Sunday, April 29, 2012

In Defense of TED

There was some TEDMED bashing going on in the comments to an article in the Washington Post, and I felt compelled to come to TED's defense. My comment raises an important point about communication and promotion of science to the general public—a topic near & dear—so I'd like to re-post it here and add some follow up thoughts.

The situation: some scientist types in the comments were slamming the whole TED enterprise with statements like:
TEDMED is for self-promoters, not scientists. 
Real scientists don't have time for this.
No working scientist in the field of human genetics pays attention to any form. 
My reaction:
Have to disagree. Science needs the TED hype machine, big time. Events like TEDMED provide a worthy service in promoting science and showcasing scientists to the general public. Scientists can use all the PR help they can get in making their work exciting and connecting with the masses (which funds most research here in the U.S.). 
TED encourages more public engagement in science & technology -- something that is especially important now given the trouble we're having with basic science literacy and graduating more science and engineering majors.
Real scientists should appreciate anyone talking up science, especially high-profile figures that have the broader cultural reach practicing scientists can't attain (since they're busy doing science and cranking out those papers). 
Yet science spokespeople that don't have sufficiently scientific credentials are frequently dissed by the scientific elite. Recent example: Alan Alda on Science Friday was dubbed by a caller as an "offense to science" since he's not a trained, practicing scientist.
Real scientists may be too busy doing science to pay attention to TED, but millions of real people do tune in, and that's real good, IMHO.
And BTW, there were some real scientists at TEDMED2012: Eisen, Petsko, Butte, among others.
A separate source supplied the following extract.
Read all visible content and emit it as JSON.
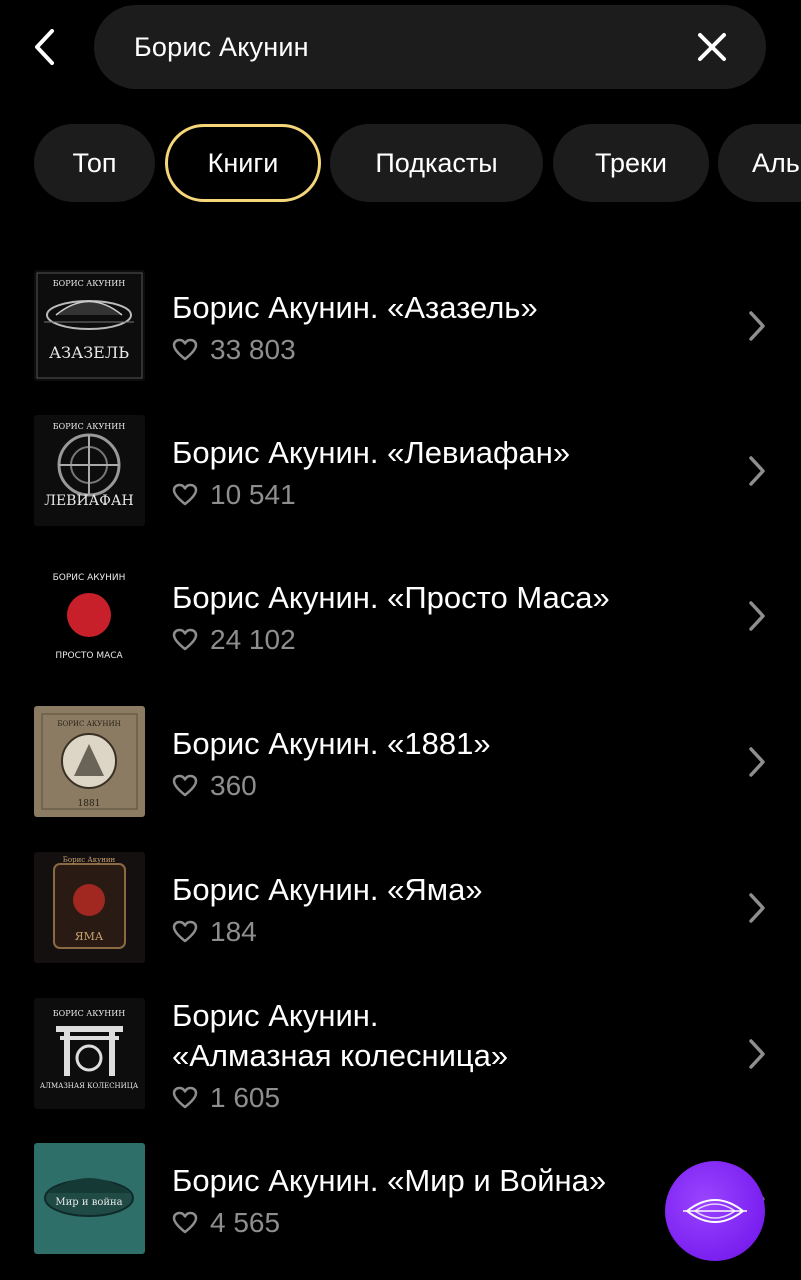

  1. The "No working scientist..." commenter goes on to say that his latest paper contributes "more to the understanding of human disease" than Francis Collins' entire career. Probably fair to classify this as a troll (deliberate or not)...

  2. Yes likely some trolling here, but I didn't want the thread of trolls to go uncontested. The manuscript he's working on sounds like a doozy -- I'd to see what he has up his sleeve that trumps Francis Collins' career.

    While we're on the subject, another common target for pop-science bashers is Carl Sagan. who did much to excite lots of people about science. Later in his life he addressed the risks of poor scientific understanding in the general public (e.g. Demon-Haunted World).

    One of the dangers of poor science understanding here in the U.S., Sagan says, is that "we've arranged a society based on science & technology in which nobody understands anything about science & technology and this combustible mixture of ignorance and power is going to blow up in our faces. Who is running the science and technology in a democracy if people don't know anything about it?"

    Any remedies? I think one thing we could do more of is invest in science outreach to the broader population, showing real-world applications to modern challenges. Venues like TED and MythBusters do a good job of this - but we could use more resources for the folks that want to go deeper, want more than a cool video.

    More efforts like these would, I predict, go a long way to improve the funding situation (see here, here, and here).

  3. Some resources to help go deeper:

    * TED-Ed. And see: Can TED Talks Really Work in a Classroom?

    * Khan Academy - 3200+ free educational videos.